From the Rhine to the Danube the enthusiasm spread like an epidemic. No class had immunity from it. Even thieves and cutthroats were so far converted as to swear to rob and murder only Infidels. Bernard’s gift of persuasion was unsurpassed since the days of Pentecost, for men and races that could not understand a word he said were as readily persuaded as those who spoke the Frankish tongue.

Roger of Sicily offered to convey the new armies to Palestine in his fleets, urging the hereditary treachery of the Greeks; for, though Alexius had “gone to his own place” below, his grandson Manuel occupied his place at Constantinople. The leaders, however, preferred the perils of the land route to the uncertainties of the deep.
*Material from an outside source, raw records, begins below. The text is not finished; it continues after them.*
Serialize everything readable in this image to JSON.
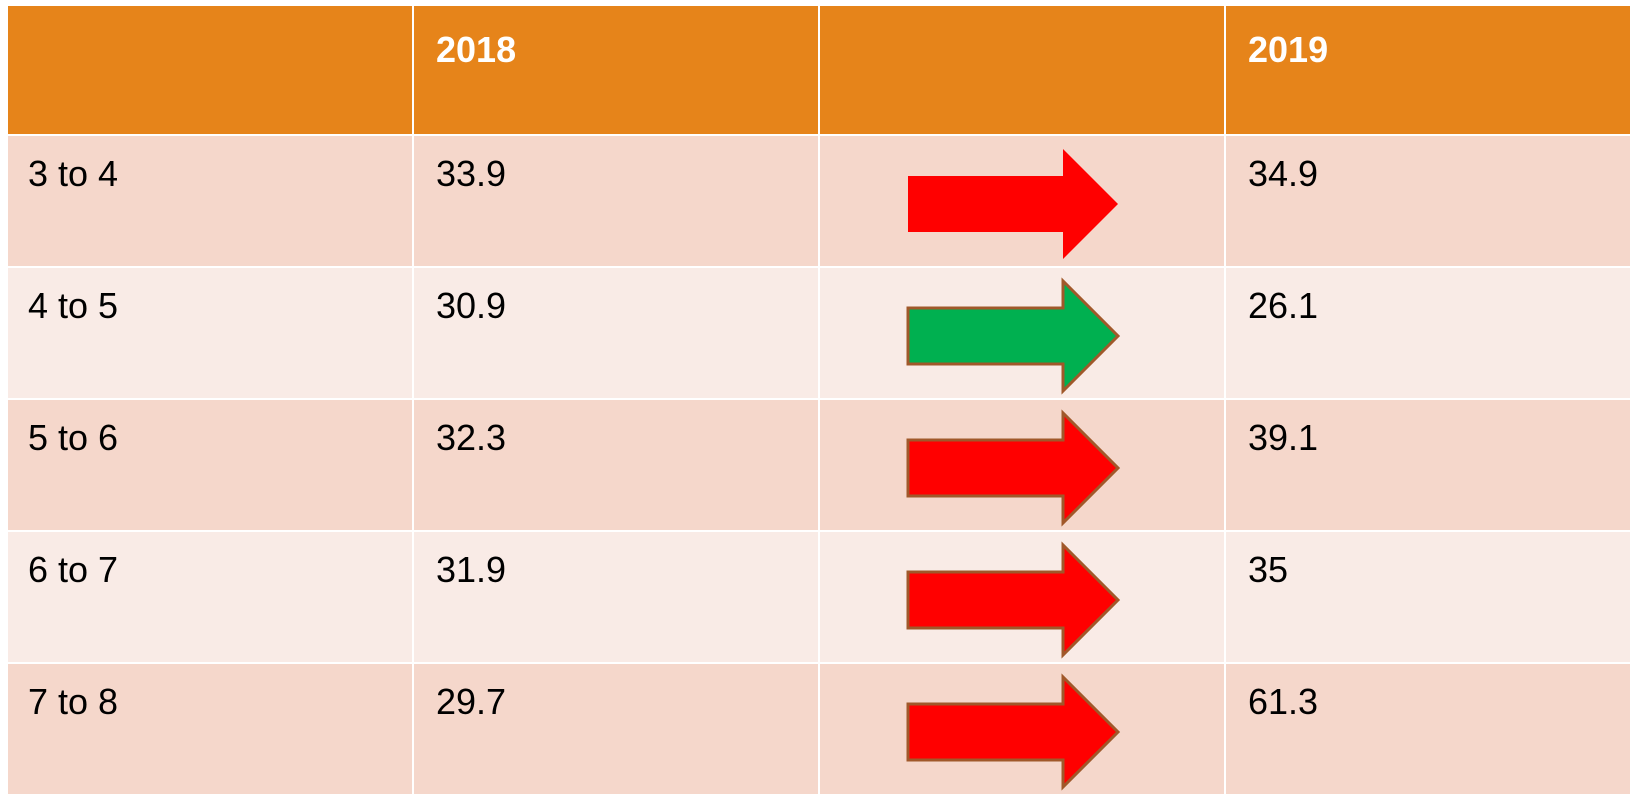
{
  "table": {
    "header": [
      "2018",
      "2019"
    ],
    "rows": [
      [
        "3 to 4",
        33.9,
        34.9
      ],
      [
        "4 to 5",
        30.9,
        26.1
      ],
      [
        "5 to 6",
        32.3,
        39.1
      ],
      [
        "6 to 7",
        31.9,
        35
      ],
      [
        "7 to 8",
        29.7,
        61.3
      ]
    ],
    "arrow_colors": [
      "#ff0000",
      "#00b050",
      "#ff0000",
      "#ff0000",
      "#ff0000"
    ]
  }
}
The government of France during the absence of Louis VII. was committed to the hands of Suger, Abbot of St. Denis. A wiser choice could not have been made. He had been the adviser of Louis the Fat, and to his astuteness rather than to that of the king were due the consolidation and development of French autonomy, which made that reign notable. An evidence of Suger’s foresight, as well as of his independence and courage, is the fact that he, almost alone of men, opposed the crusading scheme and predicted its fatality. Only at the command of the Pope did Suger assume the guardianship of the kingdom.

Not distrustful of the king, but credulous of the heavenly mission of Bernard, the multitude, including the most noted warriors, called for the monk to become their military leader. Only the intervention of the Holy Father, who declared that it was sufficient for the saint to be the trumpet of Heaven without wielding the sword, allayed the universal demand. Thus at Whitsuntide, 1167, a hundred thousand Frenchmen set out for their rendezvous at Metz. Their monarch bore at their head the sacred banner of St. Denis, an oriflamme under which, at even that early day, the kings of France believed themselves invincible.

But though royally commanded, the army was somewhat a motley array. Troubadours joined the host to relieve the tedium of the camp with their songs of expected triumph. Ladies of the court and soldiers’ wives graced and encumbered the enterprise. One troop of female combatants was commanded by an Amazon, whose gilded boots made her known as “the lady with the legs of gold.” Old men and children were carried along with the baggage. By the side of the saint trudged the libertine and the criminal, whose remorse had been kindled by the preaching of Bernard, and whose search for the remission of sins at Jerusalem was to poorly compensate the dissolute outbursts of their unchanged natures along the way.